Thursday, August 25, 2005

the heart can do anything
-moliere

Monday, August 22, 2005

Food Fight


At the end of the day, Jeannine and I stay clean while *boy* looks on in envy....

Thursday, August 11, 2005

For my *former* Cardiologist

Dear Dr. P. ,
I suppose a formal thank-you letter may be more proper in ettiquite; I however have something else to say. I feel like it might be helpful in dealing with patients in the future...

1. Don't Judge.
I can just about guarantee you that there are hundreds of events that have shaped and molded a person into who they are, but these will never show up on a medical chart. You can't look a few notes on a page and assume you understand why I am the way I am.

2. Be Kind.
My elementary guess would be that most people sitting in your office are not there for fun. Speaking from my own experience, I can tell you my feeling were of fear and anxiety. Who wants to voluntarily go to a HEART SPECIALIST? A kind word may have put my mind at rest. Your presence has the power to create or distroy peace.

3. It's MY Body.
I've been living in this vessel for almost 24 years. I am pretty familar with it. I don't question your general knowlegde or expertice, but I know when something feels right, and when something feels wrong.

4. You are the Last Resort.
After 7 months of unanswered questions, it's hard not to become frusterated. If my primary care Physician didn't get it, and the Nutritionist hasn't helped, it means we have exhausted other options. We have tried everything, that's why I am here.
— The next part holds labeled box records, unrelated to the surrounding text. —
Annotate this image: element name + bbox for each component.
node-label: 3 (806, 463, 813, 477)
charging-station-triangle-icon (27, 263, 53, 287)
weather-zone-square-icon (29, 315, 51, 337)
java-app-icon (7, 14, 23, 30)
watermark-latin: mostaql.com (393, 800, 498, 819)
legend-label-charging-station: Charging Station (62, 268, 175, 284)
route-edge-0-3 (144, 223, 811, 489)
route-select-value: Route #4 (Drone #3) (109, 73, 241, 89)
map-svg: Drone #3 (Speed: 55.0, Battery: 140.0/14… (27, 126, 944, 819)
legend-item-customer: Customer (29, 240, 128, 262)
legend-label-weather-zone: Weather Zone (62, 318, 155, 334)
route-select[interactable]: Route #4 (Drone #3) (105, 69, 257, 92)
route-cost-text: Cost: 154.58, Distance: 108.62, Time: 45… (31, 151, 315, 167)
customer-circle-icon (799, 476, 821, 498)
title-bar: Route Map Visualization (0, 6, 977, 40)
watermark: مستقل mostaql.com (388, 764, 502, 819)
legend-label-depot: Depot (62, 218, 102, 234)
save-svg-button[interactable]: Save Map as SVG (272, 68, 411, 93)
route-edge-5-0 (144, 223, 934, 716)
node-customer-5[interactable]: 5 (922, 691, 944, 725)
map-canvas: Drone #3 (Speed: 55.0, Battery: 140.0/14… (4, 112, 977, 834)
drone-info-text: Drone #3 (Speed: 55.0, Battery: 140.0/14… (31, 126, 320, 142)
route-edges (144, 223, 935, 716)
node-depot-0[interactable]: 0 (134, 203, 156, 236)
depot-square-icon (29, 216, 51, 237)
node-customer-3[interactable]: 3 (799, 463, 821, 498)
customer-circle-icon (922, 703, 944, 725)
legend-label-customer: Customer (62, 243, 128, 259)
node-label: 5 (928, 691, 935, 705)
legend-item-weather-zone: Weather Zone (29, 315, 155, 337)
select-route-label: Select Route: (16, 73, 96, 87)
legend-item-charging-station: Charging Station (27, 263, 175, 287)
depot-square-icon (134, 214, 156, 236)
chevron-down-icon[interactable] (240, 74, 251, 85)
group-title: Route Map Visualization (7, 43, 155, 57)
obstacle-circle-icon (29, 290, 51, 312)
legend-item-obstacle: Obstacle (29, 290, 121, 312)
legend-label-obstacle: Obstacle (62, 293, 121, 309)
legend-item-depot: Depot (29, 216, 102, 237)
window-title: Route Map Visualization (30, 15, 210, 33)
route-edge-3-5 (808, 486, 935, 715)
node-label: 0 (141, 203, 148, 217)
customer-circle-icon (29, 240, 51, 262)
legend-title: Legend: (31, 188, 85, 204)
Although I am still trying to have a good perspective, you hurt my feelings. For someone who 'read my chart' and 'knows all about people like me', you really don't have a clue. I appreciate your testing, and your opinion, but's let's be honest with ourselves- you don't know ME at all.

Thanks,
Your Patient.

Monday, August 08, 2005

The clock has been chiming for far too long...

How do you tell someone you love them? I'm not talking about the fun and mushy kind of love. I am not thinking about the giggles and adoring stares. I'm about to tell HIM, that I love him. I want to serve him, bless him, and trudge through the storms of life with him. I know there would be days that he would make me crazy, and days where I might not like him- but I, the commitment/intamacy phobic, am in love with him. I'm prepared to make sacrifices, and willing to risk getting my heart ripped from my chest. I am preparing for a no, but hoping for a yes.

He has no idea. We are just good friends. And lately, the good has been lacking... It's not nearly as much about what he does, and how he makes me feel. The way he checks up on me, or wonders about my reaction to hard scenes in movies. I think back on the nearly 2 years we have been friends, and my heart smiles as it is filled with memories of 'us'. I know a lot more about him than I should, but not nearly all the things I want to.

I don't think I have ever been in love before. I know I have never felt like this before. Maybe I am all mixed up, and everything means nothing. Maybe I am wrong about him, and the possibility that he may see me as something more. Then again, maybe I'm right, and if I don't ask now, I may never know.

Regardless, I am ready to find out the answer. It's time for me to be bold, and put my heart on the line. I know that it scares the hell out of me, but it's time. I can't wait for something that does not exist. And, if the answer is no, I need to move on.

At this point I figure I've got nothing to loose. I mean even if he breaks my heart and it splinters into a million unrecognizable pieces, I'll mend. I've done it before. I think back to loosing my dad, and I remember the moments when I wished I could die. But, I am here today, stronger, and better because of it. And, when we talk, and I tell him how I feel, I'll remember that above all- I am a BELOVED child of my risen Lord. And, I can do all things through Him, because he is my strength.

God, help me.

Saturday, August 06, 2005

Well, whatcha think?

A new layout. About time, huh. I've still got some tweaks to make, but that will come later.

By golly, I think I like it.

He He.

Friday, August 05, 2005

Prayer

Father God- I need you. I want my focus to be on you! Not on anyone else, or anything else. You deserve more than everything I have to offer. You have commanded me to be a faithful woman of God, someone with integrity and beauty. I feel like I am falling short. I am being self absorbed, and petty. Lord, I DO believe, please help me with my unbelief. Please settle my heart, and bring me the peace that only you can. Consume my mind, and guard my heart. Center me in your will for my life.